Setidaknya kita mencatat adanya sejumlah kasus korupsi besar yang menggemparkan bangsa ini setahun lalu. Sebut saja misalnya kasus korupsi bansos. Yang menyebabkan mantan Menteri Sosial Juliari Batubara dijatuhi pidana 12 tahun penjara. Begitu juga kasus korupsi Pelindo II, Asabri, Jiwa Sraya dan Bank Century. Yang menyebabkan negara rugi puluhan triliun.
Dalam bidang politik ada pembubaran ormas Islam seperti front Pembela Islam (FPI), Hizbut Tahrir Indonesia (HTI) dan beberapa ormas Islam lainnya. Bahkan tahun lalu kita menyaksikan pemenjaraan sejumlah aktifis Koalisi Aksi Menyelamatkan Indonesia (KAMI). Yaitu Juliana, Devi, Khairi Amri, Wahyu Rasari Putri yang ditangkap di Medan. Dan Anton Permana, Syahganda Nainggolan, Jumhur Hidayat dan Kingkin di Jakarta. Begitu juga penangkapan dan pemenjaraan Imam Besar FPI Habib Rizieq Shihab (HRS). Tidak kecuali tindakan aparat menembak mati 6 lasykar FPI.
Stigma penegakan hukum yang tumpul ke atas tajam ke bawah sepertinya terealisir dalam kehidupan nyata dan sulit untuk dibantah. Kita berharap tahun ini bisa merasakan kehidupan yang lebih nyaman dibanding apa yang kita alami tahun lalu. Tapi hal itu tampaknya hanya akan jadi mimpi di siang bolong.
Baru saja kita menyaksikan betapa ramainya di media sosial unggahan tentang Habib Bahar bin Smith (HBS), yang dalam ceramahnya menyinggung Kasad Jenderal Dudung Abdurachman. Karena mantan Pangdam Jaya dan Pangkostrad itu mengatakan Tuhan bukan orang Arab. Lalu HBS dilaporkan ke Bareskrim Polri. Dalam tempo singkat dia disidik di Polda Jabar dan langsung ditetapkan sebagai tersangka. Ternyata, dalam kasus yang tidak ada kaitannya dengan konfliknya dengan Kasad Dudung Abdurachman.
Dan dalam tempo yang hampir bersamaan, seorang Ferdinand Hutahaean membuat cuitan di media sosial Twitter. Dengan mengatakan Allah itu lemah. Sedangkan Allahnya sendiri luar biasa kuat. Karena itu, sejumlah pihak melaporkannya kepada pihak berwajib. Lantaran cuitannya di media sosial Twitter itu diduga mengandung unsur kebencian dan bertendensi SARA. Lalu, apakah kasus ini segera diproses cepat, secepat pemrosesan kasus HBS Banyak yang meragukan, memang.
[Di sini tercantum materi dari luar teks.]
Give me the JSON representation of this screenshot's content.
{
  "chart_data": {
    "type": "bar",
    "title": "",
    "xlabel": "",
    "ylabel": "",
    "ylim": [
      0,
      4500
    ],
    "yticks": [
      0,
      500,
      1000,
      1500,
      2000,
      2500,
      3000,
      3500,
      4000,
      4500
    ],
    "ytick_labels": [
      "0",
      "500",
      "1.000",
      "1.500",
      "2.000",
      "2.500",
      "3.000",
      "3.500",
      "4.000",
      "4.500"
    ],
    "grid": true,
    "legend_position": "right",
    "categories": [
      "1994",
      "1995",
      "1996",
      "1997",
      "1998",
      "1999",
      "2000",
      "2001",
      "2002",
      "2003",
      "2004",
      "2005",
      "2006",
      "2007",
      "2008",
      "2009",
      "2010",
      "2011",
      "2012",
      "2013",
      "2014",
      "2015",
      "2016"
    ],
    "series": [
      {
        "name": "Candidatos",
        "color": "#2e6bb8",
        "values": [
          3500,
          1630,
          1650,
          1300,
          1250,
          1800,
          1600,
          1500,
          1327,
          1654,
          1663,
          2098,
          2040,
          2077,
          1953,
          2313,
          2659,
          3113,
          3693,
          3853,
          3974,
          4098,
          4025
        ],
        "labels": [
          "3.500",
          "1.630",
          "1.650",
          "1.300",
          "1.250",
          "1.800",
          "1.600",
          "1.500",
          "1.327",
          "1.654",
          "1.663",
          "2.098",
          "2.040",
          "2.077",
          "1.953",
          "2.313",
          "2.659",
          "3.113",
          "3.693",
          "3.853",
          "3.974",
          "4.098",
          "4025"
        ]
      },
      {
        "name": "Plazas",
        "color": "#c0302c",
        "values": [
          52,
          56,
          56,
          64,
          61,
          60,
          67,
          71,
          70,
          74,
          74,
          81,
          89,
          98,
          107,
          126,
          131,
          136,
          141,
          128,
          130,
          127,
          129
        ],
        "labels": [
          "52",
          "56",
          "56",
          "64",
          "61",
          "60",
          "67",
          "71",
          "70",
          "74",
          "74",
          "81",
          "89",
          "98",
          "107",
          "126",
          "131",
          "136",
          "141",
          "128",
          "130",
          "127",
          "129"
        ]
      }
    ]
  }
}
Karena mantan politisi Partai Demokrat itu adalah buzer dan influencer pemuja Jokowi.
Kebijakan pemerintahan Jokowi yang tidak segera memproses laporan masyarakat terhadap oknum-oknum pemujanya tentu mengecewakan banyak kalangan. Ketika para pengkritik pemerintah justru cepat sekali diproses dan dibui.
Karenanya, kondisi umat Islam Indonesia di tahun macan air ini rasanya tidak akan jauh berbeda dengan tahun-tahun terdahulu. Kebijakan politik belah bambu yang diterapkan sejauh ini, mulai dari periode pertama sampai kedua pemerintahan Jokowi, tetap berlangsung sama. Anak bangsa terpecah belah. Bukan hanya antara yang muslim dan non muslim. Tapi juga antara pemuja dan pengkritik Jokowi. Angan-angan untuk merasakan “equality before the law” atau kesamaan di depan hukum hanyalah ibarat pungguk merindukan bulan.
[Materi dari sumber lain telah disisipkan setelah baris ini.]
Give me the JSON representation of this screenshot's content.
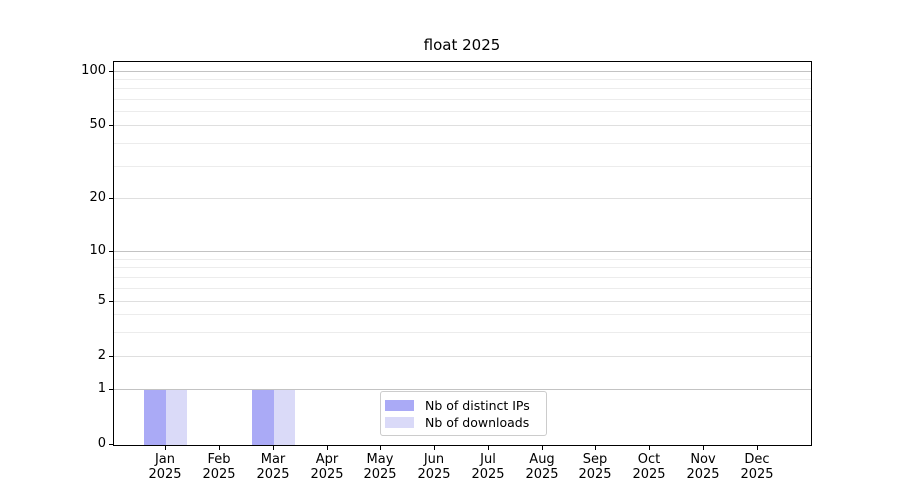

Apalagi tahun ini akan ditandai dengan dimulainya kesibukan sejumlah elit, mempesiapkan diri dalam menyongsong Pilpres 2024. Dengan begitu, ketegangan secara politik tentu akan meningkat. Kita tidak tahu pasti, meski terus berharap, akan tampilnya “sang satrio piningit”. Yang akan mampu memperbaiki kehidupan berbangsa dan bernegara kita ke depan. (*)
Nasmay L. Anas, wartawan senior di Bandung dan pemerhati persoalan publik.